On yıllar sonra ATV ekranında dizi film olarak gördük Huzur Sokağı’nı.
O dizi film, başka ülkelerin televizyonlarında da gösterildi ve gösteriliyor.
Bosna-Hersek’te, Sırbistan menşeli Pink Medya Grubu’na bağlı Pink BH kanalında mesela.
Huzur Sokağı dizisini Mirna Ulica adıyla yayınlayan Pink BH, Saraybosna ve Banya Luka’dan yayın yapan fevkalade popüler bir TV kanalı.

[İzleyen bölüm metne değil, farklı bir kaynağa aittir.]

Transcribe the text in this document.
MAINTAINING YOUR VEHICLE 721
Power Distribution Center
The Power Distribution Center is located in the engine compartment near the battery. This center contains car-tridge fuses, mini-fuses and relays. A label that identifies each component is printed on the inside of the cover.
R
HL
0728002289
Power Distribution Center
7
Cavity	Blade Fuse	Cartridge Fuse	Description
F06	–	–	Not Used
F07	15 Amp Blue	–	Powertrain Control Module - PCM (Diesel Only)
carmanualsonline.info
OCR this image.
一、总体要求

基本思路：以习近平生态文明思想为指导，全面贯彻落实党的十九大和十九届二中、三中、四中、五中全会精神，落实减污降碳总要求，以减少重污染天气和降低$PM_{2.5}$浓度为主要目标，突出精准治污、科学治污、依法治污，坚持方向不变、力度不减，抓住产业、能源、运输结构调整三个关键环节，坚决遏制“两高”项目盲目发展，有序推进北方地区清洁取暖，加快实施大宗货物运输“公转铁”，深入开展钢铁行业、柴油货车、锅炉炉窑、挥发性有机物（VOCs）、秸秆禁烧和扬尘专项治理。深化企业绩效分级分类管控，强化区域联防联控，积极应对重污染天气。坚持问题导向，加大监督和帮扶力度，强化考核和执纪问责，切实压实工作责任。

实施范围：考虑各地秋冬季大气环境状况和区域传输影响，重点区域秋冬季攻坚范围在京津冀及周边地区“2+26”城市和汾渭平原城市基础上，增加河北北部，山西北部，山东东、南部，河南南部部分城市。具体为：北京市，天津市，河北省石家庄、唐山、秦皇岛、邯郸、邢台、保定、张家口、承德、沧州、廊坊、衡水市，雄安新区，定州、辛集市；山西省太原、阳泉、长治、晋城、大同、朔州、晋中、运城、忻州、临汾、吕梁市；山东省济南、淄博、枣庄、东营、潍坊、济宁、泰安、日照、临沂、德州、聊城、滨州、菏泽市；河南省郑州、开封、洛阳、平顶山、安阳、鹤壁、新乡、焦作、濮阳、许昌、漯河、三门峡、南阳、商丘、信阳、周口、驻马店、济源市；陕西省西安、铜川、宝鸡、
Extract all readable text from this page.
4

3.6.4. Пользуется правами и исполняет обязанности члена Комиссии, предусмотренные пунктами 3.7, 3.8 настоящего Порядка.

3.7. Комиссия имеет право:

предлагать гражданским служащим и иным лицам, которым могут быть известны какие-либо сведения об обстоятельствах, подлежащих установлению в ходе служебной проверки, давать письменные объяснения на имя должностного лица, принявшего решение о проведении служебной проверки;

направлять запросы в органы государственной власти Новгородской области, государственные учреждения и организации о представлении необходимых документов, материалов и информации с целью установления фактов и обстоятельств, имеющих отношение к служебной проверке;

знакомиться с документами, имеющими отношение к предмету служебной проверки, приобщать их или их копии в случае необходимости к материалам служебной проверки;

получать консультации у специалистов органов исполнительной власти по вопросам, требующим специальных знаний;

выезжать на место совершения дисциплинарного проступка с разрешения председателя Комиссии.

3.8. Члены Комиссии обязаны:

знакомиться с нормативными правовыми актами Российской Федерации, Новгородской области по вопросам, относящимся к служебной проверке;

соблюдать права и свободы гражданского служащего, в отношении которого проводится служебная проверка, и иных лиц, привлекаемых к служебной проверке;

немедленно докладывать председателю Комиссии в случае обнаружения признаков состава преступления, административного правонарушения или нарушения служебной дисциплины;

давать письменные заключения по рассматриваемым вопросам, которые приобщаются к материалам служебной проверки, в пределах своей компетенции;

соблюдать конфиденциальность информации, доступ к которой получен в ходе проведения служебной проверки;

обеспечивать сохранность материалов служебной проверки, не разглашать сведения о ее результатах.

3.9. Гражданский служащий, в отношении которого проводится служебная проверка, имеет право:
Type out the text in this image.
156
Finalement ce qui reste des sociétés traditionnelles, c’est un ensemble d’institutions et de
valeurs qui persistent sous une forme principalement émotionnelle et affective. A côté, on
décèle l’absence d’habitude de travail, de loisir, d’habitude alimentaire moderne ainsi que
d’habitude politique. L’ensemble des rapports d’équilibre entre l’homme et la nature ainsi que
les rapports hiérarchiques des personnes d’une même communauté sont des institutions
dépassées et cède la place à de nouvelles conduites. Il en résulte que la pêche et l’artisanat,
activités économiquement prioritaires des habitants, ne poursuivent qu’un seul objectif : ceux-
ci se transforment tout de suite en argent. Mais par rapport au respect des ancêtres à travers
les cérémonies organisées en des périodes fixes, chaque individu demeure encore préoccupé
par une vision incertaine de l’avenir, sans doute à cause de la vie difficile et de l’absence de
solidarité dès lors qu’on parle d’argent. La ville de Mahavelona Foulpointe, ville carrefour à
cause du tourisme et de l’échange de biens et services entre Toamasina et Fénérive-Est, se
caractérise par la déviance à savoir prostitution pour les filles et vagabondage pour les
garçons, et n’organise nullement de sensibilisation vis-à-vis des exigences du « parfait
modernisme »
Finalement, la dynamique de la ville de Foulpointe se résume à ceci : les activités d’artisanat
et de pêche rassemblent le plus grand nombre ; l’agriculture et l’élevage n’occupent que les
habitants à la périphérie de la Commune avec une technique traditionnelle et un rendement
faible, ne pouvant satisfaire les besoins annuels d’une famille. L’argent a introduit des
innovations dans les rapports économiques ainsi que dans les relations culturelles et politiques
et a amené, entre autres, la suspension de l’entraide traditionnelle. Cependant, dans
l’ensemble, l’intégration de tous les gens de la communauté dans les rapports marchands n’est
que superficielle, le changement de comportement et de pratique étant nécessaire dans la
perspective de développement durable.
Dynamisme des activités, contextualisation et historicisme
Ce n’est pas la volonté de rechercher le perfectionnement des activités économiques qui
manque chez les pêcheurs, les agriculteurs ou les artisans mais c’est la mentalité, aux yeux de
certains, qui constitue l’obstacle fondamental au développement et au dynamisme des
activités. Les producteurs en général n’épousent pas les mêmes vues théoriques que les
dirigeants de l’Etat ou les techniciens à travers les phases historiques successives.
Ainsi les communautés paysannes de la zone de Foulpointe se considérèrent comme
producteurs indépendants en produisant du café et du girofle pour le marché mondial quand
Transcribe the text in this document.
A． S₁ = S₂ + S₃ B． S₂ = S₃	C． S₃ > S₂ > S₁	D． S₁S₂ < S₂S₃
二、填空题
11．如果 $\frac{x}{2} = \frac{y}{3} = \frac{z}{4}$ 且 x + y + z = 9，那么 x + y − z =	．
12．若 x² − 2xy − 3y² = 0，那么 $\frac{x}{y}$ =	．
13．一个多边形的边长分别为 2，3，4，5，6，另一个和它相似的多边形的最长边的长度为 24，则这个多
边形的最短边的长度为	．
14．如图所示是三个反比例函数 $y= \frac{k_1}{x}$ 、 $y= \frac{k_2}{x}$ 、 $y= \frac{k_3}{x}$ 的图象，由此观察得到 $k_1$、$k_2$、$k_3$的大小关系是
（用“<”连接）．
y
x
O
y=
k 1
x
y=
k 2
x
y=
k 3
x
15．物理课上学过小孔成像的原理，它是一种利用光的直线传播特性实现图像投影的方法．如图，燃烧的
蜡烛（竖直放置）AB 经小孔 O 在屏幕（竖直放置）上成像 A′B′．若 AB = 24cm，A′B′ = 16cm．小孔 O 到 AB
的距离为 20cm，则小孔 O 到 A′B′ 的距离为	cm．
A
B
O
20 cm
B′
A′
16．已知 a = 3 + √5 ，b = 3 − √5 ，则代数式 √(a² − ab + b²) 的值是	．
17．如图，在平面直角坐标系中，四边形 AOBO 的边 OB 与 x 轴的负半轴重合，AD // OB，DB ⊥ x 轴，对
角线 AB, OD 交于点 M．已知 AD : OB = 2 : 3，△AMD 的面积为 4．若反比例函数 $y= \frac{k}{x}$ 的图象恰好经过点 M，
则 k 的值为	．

Malum; Bosna-Hersek devleti iki “entite”den oluşuyor: Boşnaklar ile Hırvatların ağırlıkta olduğu “Federacija Bosna i Hercegovina” (Bosna-Hersek Federasyonu) ve Sırpların ağırlıkta olduğu “Republika Srpska” (Sırp Cumhuriyeti).
Pink BH, Bosna-Hersek’in iki “entite” kamuoyuna birden hitap edebilen nadir yayın kuruluşlarından.
***
Saraybosna’dan Feyza Tanok Şehbajraktareviç haber verdi, şad olduk:
Pink BH’da seyrettikleri diziden etkilenen birçok Sırp kadını, Huzur Sokağı’nın romanını da merak edip kitapçılara koşuyor…
Berekete bakar mısınız?
Bu vesile ile Şule Yüksel Şenler Hanımefendiye, kitabın Bosna’ya kazandırılmasına emeği geçenlere ve dizi filmin yapım ekibine “Allah razı olsun” diyelim.
Allah razı olsun ve cümlesinin ecrini arttırsın.